Trump is under investigation for retaining government records, some of which were marked as highly classified, at the resort in Palm Beach, Florida, his home after leaving office in January 2021.
The 100 documents represent a fraction of the more than 11,000 records and photographs seized, most of which the government said Trump might review because they are not classified.
“This motion is limited to … the seized classified records because those aspects of the order will cause the most immediate and serious harms to the government and the public,” the department says in its court filing.
The prosecutors also ask the judge not to allow an independent arbiter, called a “special master”, to review classified materials seized from Trump’s property.
Trump, in a posting on his Truth Social platform, described the request as a waste of money.
The Justice Department suggests there could be more classified records that were removed from the Trump White House that investigators have not yet found.
This revelation comes about a week after the Justice Department released a list of property seized from Trump’s home that showed the FBI found 48 empty folders labelled as classified and another 42 that indicated they should be returned to a staff secretary or military aide.
“The injunction against using classified records in the criminal investigation could impede efforts to identify the existence of any additional classified records that are not being properly stored, which itself presents the potential for ongoing risk to national security,” prosecutors say in their filing.

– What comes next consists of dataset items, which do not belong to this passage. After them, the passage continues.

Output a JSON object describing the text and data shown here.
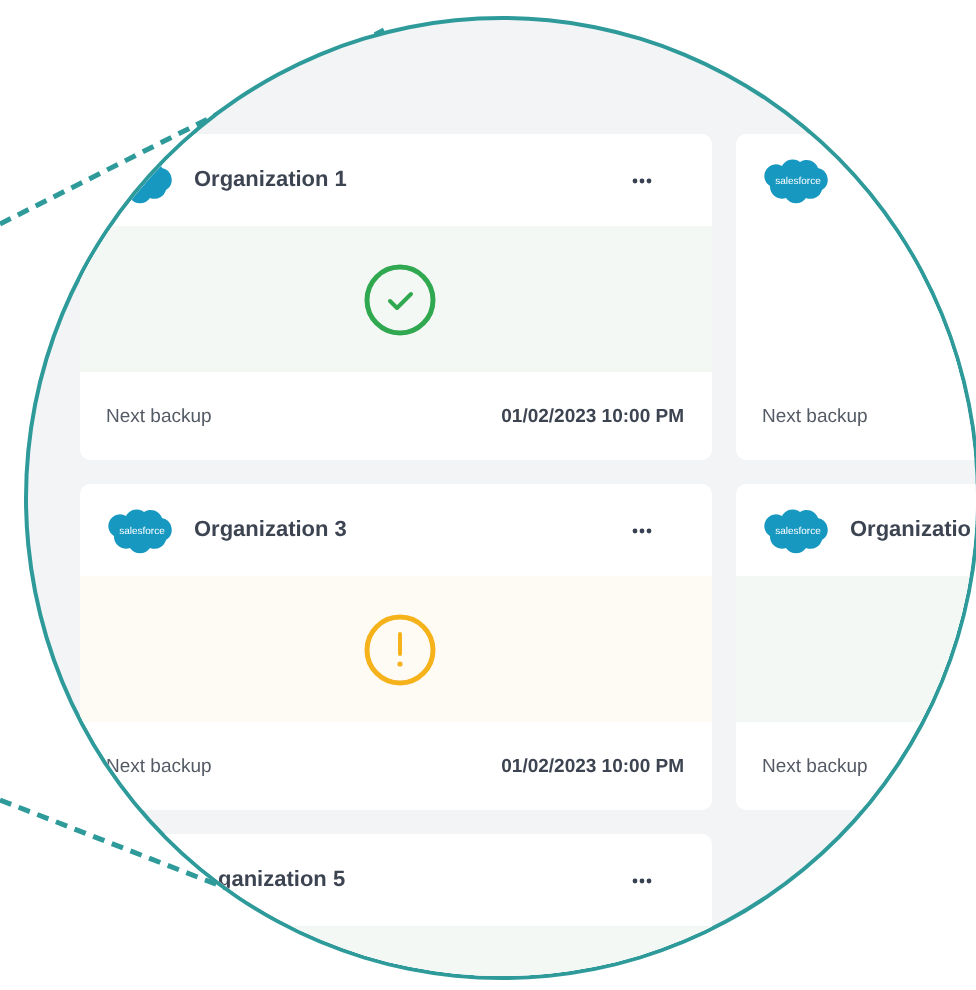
{
  "cards": [
    {
      "title": "Organization 1",
      "logo": true,
      "kind": "success",
      "footer_label": "Next backup",
      "footer_value": "01/02/2023 10:00 PM"
    },
    {
      "logo": true,
      "logo_text": "salesforce",
      "kind": "plain",
      "footer_label": "Next backup"
    },
    {
      "title": "Organization 3",
      "logo": true,
      "logo_text": "salesforce",
      "kind": "warning",
      "footer_label": "Next backup",
      "footer_value": "01/02/2023 10:00 PM"
    },
    {
      "title": "Organizatio",
      "logo": true,
      "logo_text": "salesforce",
      "kind": "success_tint",
      "footer_label": "Next backup"
    },
    {
      "title": "ganization 5",
      "logo": false,
      "kind": "success_tint"
    }
  ]
}
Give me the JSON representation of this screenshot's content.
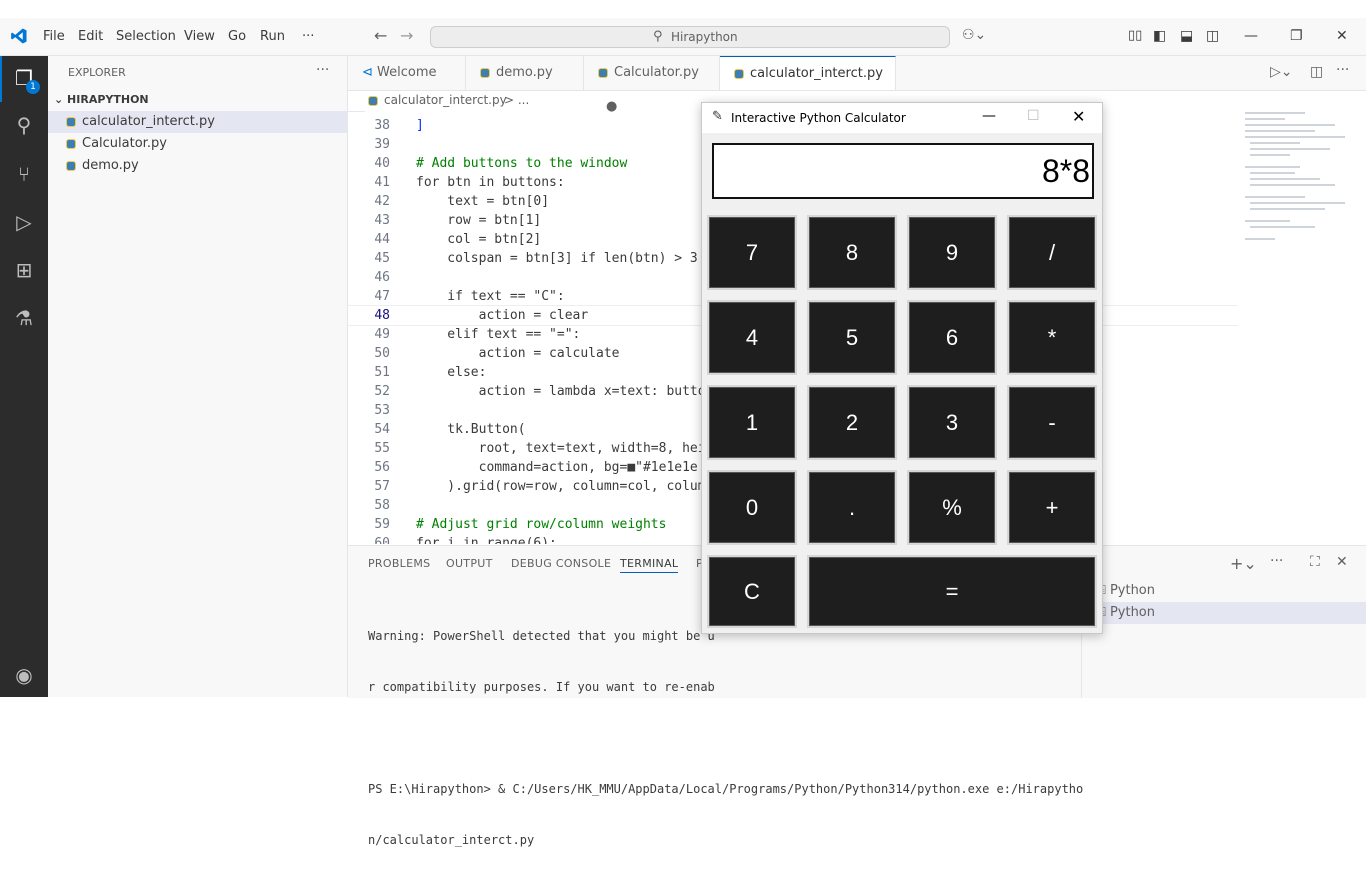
{
  "titlebar": {
    "menus": [
      "File",
      "Edit",
      "Selection",
      "View",
      "Go",
      "Run",
      "···"
    ],
    "search_text": "Hirapython"
  },
  "activity": {
    "badge": "1"
  },
  "explorer": {
    "header": "EXPLORER",
    "folder": "HIRAPYTHON",
    "files": [
      "calculator_interct.py",
      "Calculator.py",
      "demo.py"
    ]
  },
  "tabs": [
    "Welcome",
    "demo.py",
    "Calculator.py",
    "calculator_interct.py"
  ],
  "breadcrumb": {
    "file": "calculator_interct.py",
    "rest": "> ..."
  },
  "editor": {
    "line_numbers": [
      "38",
      "39",
      "40",
      "41",
      "42",
      "43",
      "44",
      "45",
      "46",
      "47",
      "48",
      "49",
      "50",
      "51",
      "52",
      "53",
      "54",
      "55",
      "56",
      "57",
      "58",
      "59",
      "60"
    ],
    "lines": [
      "]",
      "",
      "# Add buttons to the window",
      "for btn in buttons:",
      "    text = btn[0]",
      "    row = btn[1]",
      "    col = btn[2]",
      "    colspan = btn[3] if len(btn) > 3",
      "",
      "    if text == \"C\":",
      "        action = clear",
      "    elif text == \"=\":",
      "        action = calculate",
      "    else:",
      "        action = lambda x=text: butto",
      "",
      "    tk.Button(",
      "        root, text=text, width=8, hei",
      "        command=action, bg=■\"#1e1e1e",
      "    ).grid(row=row, column=col, colum",
      "",
      "# Adjust grid row/column weights",
      "for i in range(6):"
    ]
  },
  "panel": {
    "tabs": [
      "PROBLEMS",
      "OUTPUT",
      "DEBUG CONSOLE",
      "TERMINAL",
      "P"
    ],
    "terminal_lines": [
      "Warning: PowerShell detected that you might be u",
      "r compatibility purposes. If you want to re-enab",
      "",
      "PS E:\\Hirapython> & C:/Users/HK_MMU/AppData/Local/Programs/Python/Python314/python.exe e:/Hirapytho",
      "n/calculator_interct.py"
    ],
    "terminals": [
      "Python",
      "Python"
    ]
  },
  "calculator": {
    "title": "Interactive Python Calculator",
    "display": "8*8",
    "buttons": [
      "7",
      "8",
      "9",
      "/",
      "4",
      "5",
      "6",
      "*",
      "1",
      "2",
      "3",
      "-",
      "0",
      ".",
      "%",
      "+",
      "C",
      "="
    ]
  },
  "colors": {
    "accent": "#005fb8",
    "calc_button_bg": "#1e1e1e",
    "activity_bg": "#2c2c2c"
  }
}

Prosecutors asked Cannon for a ruling by September 15. If she denies their request, they intend to file an appeal to the 11th US Circuit Court of Appeals, where six of the 11 active judges are Trump appointees.
In an order on Thursday evening, Cannon gave Trump’s lawyer’s until Monday morning to respond to the government’s request.
Cannon, also a Trump appointee, on Monday ordered prosecutors to pause reviewing the more than 11,000 recovered records while a special master is appointed to review the material.
The Justice Department is also investigating possible obstruction of justice after it uncovered evidence showing that records may have been removed or concealed from the FBI when it sent agents to Trump’s home in June.
Cannon granted Trump’s request for a special master despite prosecutors’ objections in a ruling criticised by Democratic and Republican legal experts.